Do other people feel this sadness, this grieving, when they get involved with their life partners?
It always seemed to me so hard and so sad to leave behind one's joyous freedoms for the everyday toil of a relationship with someone you will never completely understand because you're seperated by the yawning gulf of gender. I often wondered this when I watched my parents and my parents' friends. The men always seemed so content, and the women always seemed so bored, so restless. The men dozing in front of the TV while the women cleaned up and spoke in low voices, the men puttering around with cars or grills or hammers and the women drinking coffee together and laughing about the shortcomings of their partners. The men going skiing while the women went shopping. My father getting my aunt Glenda drunk as a skunk while the other aunts muttered and picked at their slices of wedding cake.
It never made any sense to me. And as I'm embarking on my own version of their relationships, it still doesn't make any sense. In one sense I was ready for this, have been ready for a life partner to come along for years, now. I just wasn't expecting that partner to be male, with so many experiences and beliefs that are very different than my own.
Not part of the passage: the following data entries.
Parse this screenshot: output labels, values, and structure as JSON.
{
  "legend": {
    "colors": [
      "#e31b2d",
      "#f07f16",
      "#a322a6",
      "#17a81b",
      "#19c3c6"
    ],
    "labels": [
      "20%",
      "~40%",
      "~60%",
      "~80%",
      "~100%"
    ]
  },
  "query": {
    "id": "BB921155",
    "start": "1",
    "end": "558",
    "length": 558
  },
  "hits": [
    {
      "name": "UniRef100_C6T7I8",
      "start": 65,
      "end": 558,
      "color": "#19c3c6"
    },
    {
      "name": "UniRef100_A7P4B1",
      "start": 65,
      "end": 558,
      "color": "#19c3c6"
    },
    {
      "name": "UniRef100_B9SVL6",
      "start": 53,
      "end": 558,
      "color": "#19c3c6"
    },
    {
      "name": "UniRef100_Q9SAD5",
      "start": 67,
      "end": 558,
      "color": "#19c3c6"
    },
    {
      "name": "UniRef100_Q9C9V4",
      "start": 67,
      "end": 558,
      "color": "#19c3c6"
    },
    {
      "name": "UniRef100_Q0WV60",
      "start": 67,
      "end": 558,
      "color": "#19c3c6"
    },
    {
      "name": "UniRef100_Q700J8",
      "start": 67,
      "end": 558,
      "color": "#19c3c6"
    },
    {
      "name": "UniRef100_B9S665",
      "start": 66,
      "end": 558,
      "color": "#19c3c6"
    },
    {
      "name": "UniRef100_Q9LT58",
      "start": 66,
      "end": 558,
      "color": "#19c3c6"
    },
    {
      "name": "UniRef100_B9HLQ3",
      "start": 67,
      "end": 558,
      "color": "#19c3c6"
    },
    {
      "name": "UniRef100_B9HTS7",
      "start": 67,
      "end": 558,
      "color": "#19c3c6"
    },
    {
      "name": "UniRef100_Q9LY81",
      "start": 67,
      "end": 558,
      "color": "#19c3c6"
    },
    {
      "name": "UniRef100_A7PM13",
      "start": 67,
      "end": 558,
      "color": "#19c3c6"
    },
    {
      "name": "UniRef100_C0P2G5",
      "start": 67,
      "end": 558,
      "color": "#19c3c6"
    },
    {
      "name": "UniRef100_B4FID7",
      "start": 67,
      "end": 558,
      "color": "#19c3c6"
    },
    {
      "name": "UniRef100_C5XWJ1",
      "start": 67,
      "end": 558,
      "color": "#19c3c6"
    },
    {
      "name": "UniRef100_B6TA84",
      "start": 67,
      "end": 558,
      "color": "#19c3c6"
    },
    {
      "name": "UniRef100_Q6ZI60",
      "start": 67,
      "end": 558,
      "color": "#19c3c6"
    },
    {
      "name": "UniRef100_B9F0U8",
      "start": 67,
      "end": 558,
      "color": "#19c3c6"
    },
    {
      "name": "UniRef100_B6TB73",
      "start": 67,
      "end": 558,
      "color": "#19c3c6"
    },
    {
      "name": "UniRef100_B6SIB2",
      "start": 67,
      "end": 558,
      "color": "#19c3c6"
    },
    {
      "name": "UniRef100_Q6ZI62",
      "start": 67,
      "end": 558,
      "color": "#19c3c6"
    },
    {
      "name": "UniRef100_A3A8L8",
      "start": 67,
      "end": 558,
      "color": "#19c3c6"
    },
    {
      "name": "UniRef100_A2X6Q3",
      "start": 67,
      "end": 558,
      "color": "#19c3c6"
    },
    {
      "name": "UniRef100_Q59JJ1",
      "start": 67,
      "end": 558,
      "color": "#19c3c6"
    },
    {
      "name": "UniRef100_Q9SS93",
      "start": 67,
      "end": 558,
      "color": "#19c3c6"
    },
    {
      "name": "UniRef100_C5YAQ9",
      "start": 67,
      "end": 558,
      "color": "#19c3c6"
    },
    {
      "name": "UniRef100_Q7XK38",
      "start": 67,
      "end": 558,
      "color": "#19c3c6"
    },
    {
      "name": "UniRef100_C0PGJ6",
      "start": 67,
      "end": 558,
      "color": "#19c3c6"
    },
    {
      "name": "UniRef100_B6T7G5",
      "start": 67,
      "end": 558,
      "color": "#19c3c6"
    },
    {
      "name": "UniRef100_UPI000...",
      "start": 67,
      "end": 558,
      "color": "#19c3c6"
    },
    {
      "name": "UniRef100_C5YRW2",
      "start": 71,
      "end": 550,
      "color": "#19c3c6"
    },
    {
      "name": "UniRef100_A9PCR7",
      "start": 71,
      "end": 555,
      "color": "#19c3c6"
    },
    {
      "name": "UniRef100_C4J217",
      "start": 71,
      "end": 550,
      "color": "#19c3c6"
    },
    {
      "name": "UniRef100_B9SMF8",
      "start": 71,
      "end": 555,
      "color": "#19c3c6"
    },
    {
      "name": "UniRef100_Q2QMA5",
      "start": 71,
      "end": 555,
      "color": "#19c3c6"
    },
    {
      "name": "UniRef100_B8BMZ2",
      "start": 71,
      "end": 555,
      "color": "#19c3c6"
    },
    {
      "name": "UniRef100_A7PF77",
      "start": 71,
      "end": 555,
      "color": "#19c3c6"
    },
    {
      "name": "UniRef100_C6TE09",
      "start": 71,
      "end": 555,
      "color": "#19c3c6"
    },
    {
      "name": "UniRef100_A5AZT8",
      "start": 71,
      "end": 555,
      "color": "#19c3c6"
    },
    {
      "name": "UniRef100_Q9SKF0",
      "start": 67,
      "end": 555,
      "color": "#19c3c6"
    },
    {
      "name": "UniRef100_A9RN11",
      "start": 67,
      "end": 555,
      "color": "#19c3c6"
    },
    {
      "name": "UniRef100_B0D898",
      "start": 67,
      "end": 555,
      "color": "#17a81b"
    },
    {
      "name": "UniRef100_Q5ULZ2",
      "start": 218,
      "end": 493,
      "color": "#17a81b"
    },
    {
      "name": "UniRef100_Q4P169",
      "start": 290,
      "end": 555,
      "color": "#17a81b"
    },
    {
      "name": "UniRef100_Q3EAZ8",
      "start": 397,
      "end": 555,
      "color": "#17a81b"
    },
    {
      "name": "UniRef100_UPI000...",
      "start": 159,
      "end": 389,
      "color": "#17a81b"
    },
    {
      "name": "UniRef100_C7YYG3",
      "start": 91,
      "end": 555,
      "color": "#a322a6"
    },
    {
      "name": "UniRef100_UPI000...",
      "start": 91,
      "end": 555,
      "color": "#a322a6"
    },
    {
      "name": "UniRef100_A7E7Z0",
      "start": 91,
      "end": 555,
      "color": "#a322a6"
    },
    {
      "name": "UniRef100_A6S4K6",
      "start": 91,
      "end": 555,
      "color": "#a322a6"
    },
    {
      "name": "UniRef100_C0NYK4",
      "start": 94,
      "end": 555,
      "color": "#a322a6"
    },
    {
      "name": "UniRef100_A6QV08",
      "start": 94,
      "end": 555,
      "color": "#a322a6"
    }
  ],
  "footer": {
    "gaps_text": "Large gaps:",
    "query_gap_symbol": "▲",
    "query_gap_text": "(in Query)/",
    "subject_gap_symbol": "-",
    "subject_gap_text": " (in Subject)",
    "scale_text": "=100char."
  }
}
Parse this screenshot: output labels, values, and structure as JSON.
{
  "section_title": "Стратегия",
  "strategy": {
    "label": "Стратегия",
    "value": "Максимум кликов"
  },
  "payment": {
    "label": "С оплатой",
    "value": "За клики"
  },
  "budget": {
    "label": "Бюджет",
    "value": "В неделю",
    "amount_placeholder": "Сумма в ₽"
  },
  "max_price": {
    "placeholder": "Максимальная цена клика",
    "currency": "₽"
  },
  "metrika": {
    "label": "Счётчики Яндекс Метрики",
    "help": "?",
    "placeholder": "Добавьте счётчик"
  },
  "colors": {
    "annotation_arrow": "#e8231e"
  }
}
I know him better than pretty much anyone else on the face of the planet, and yet he is still a stranger to me much of the time.
That was what bothered me the most about the relationships I grew up around. These were married couples that were obviously strangers to one another. They proved to me that you can sleep next to someone for twenty years and still not *know* them inside and out.
They fought. Oh, they fought. They fought about stupid things, about important things, and I wedged myself in the space between my bed and the wall and covered my ears with my hands. You can be with a man twenty years and still disagree about things, which I hated. When I grow up, I thought, I will only marry someone I agree with enough that we never fight. [I was seven, okay?]
I'd broken that cycle, I thought. I was so relieved when it turned out I liked girls more than boys. I was happy because now I'd never have to reprise my parents' relationships ever again.
Spoke too soon, I guess.
So here I am, picking my way yet again through the mire of the legacy of my parents, trying to pick out the best parts of straight relationships while avoiding getting stuck in the same stupid gender roles. In a lot of ways this is much, much harder than being queer, having to deal with this huge heavy legacy hanging over my head. Yeah, I might be killed for being a lesbian, but then I don't have to hear my mother's voice coming out of my mouth ever.
I just have to remember that I am stronger than my mother, and that if I work really hard at it and stay awake I *can* forge an equal partnership with Chris. I have to believe that. I have to believe that I won't fall into the same self-destructive patterns that my mother has, that I won't hate myself as much as my mother does.
I have to beleive it. and I have to stay awake and keep challenging both myself and him.